Irmalicia Velásquez Nimatuj
La trágica muerte de Olga Emilia Choz Ulín de 38 años y de su hija Hellen Mishell Mejía Choz de 14 años, luego que su vehículo cayera en un hundimiento que se produjo en la calzada Concepción de Villa Nueva, el pasado 24 de septiembre, se ha convertido en el patético retrato de las condiciones en las que las poblaciones de Guatemala se encuentran sumidas ante la incapacidad del actual gobierno, cuya burocracia responsable de monitorear al país frente a tormentas o desastres naturales, ha brillado por su ausencia, incumpliendo con las funciones para las cuales fueron contratadas.

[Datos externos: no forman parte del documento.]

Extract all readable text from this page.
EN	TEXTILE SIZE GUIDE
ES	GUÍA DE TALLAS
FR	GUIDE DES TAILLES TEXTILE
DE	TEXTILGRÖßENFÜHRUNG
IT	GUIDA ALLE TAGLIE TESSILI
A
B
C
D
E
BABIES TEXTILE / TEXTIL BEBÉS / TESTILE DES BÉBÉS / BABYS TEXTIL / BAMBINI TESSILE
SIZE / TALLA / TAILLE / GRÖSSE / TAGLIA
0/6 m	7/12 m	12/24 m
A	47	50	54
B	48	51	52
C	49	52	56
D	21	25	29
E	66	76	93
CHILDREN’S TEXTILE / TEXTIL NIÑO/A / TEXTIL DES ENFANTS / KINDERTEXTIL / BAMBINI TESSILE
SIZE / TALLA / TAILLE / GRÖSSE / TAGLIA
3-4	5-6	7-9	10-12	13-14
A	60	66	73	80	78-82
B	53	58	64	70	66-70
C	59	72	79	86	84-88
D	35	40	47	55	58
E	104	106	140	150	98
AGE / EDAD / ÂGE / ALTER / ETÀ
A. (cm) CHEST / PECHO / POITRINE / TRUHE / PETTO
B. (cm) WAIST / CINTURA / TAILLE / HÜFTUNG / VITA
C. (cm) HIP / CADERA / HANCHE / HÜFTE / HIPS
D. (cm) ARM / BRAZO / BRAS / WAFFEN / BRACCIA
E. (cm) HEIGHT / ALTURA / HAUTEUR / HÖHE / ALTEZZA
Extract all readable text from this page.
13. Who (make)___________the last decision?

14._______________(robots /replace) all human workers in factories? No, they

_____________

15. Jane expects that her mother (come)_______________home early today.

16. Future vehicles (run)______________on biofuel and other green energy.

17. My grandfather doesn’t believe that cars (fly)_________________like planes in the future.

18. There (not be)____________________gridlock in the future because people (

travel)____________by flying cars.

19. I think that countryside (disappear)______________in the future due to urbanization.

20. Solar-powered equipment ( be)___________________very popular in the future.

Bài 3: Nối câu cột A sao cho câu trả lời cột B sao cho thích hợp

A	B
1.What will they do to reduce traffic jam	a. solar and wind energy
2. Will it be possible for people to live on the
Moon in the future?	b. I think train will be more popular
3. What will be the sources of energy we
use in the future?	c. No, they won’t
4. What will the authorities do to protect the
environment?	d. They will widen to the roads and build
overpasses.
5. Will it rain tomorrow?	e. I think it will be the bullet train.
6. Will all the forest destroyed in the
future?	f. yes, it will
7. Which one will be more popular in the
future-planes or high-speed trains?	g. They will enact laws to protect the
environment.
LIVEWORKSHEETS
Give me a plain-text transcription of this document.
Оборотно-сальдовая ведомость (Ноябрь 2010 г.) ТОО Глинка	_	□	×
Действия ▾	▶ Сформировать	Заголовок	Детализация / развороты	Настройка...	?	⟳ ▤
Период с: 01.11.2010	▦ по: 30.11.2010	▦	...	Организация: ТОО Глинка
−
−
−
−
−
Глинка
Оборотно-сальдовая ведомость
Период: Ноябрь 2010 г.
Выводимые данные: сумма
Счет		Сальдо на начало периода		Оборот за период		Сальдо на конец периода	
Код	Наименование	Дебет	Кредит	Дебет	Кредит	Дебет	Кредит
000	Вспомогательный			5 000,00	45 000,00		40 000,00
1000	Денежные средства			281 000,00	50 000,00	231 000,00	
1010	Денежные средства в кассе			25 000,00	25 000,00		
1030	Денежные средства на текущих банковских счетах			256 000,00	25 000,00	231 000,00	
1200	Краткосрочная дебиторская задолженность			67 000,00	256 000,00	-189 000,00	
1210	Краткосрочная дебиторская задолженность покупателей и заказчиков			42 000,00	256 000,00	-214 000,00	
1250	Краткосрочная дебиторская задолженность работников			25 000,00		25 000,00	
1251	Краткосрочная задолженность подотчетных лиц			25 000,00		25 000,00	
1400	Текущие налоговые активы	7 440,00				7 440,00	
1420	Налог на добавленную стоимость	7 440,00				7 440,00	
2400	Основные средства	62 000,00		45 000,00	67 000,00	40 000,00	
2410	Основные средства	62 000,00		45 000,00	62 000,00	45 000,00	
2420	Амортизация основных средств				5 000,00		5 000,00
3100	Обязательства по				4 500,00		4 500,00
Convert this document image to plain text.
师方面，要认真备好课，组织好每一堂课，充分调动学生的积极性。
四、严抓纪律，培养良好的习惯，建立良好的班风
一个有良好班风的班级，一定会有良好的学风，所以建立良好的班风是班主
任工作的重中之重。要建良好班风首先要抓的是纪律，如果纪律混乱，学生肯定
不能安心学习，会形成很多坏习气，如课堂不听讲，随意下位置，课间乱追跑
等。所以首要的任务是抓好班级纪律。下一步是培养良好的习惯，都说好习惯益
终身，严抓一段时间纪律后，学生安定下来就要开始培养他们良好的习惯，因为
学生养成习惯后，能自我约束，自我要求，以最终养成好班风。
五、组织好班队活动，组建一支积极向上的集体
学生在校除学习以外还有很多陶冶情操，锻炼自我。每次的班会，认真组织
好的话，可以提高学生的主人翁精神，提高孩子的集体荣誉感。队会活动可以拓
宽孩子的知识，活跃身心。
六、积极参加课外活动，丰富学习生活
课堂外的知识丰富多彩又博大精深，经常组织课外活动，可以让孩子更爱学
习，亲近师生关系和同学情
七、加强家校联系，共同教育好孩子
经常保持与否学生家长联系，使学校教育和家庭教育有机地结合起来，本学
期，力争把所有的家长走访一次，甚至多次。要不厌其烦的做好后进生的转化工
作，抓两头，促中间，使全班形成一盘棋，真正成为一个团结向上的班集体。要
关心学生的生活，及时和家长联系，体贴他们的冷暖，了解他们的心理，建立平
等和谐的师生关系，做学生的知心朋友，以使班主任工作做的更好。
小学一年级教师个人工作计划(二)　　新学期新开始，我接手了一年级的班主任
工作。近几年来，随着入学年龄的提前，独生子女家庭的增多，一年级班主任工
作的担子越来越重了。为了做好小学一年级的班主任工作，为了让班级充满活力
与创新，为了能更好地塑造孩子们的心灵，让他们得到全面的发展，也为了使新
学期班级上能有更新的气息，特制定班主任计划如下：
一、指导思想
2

A dos días de ocurrida la tragedia, ante la noticia que el Estado suspendería de “manera temporal” la búsqueda de Olga y Mishell por la inestabilidad del terreno y las condiciones climáticas, la angustia de la familia -originaria de Totonicapán- no solo aumentó, sino que mostró y dio un ejemplo a nivel mundial de una solidaridad profunda, de un sentido de comunidad, de paciencia y resistencia colectiva frente a las decisiones inhumanas del presidente, a quien no le importó desde el inicio el dolor que enfrentaban. Fueron las integrantes de las familias quienes no se dieron por vencidas y las que se dedicaron a llamarlas por sus nombres a través de los tragantes que están alrededor del área colapsada.
Olga Emilia y Hellen Mishell son una de las miles de familias indígenas que han migrado a la capital en busca de construirse un sueño que sus municipios o departamentos no puede proveerles y que la capital en sus márgenes, les permite subsistir y materializar una parte de sus anhelos que de otra forma les sería imposible alcanzar, pero al mismo tiempo, ellas reflejan el impacto del racismo que las jóvenes indígenas que migran deben desafiar en todos los espacios públicos de la urbanidad. Por ejemplo, los medios de comunicación reprodujeron ese racismo al ni siquiera preocuparse por publicar el nombre de ambas y de preferir usar la generalización de “dos mujeres desaparecidas”, como si ellas no tuvieran rostro, como si su pasado no importara, menos su presente o como si sus vidas fueran intangibles o incapaces de ser definidas. Casi ningún periodista se preocupó por documentar sus historias personales, por entender cómo terminaron en el fondo de un socavamiento, producto de la incapacidad técnica y la aguda corrupción que es la regla en las instituciones del Estado. Así como la falta de señalización ante desastres de esa magnitud.
Esto es normal en un país como Guatemala, en donde la vida de las niñas y de las mujeres indígenas son desechables, aunque sean ellas las que produzcan los alimentos que llegan a los mercados locales o las que elaboren las tortillas que llegan a las mesas diariamente. Saber quiénes son es lo banal en un país para cuyas elites, las y los indios solo sirven para incrementar sus riquezas más no para ser tratados con dignidad.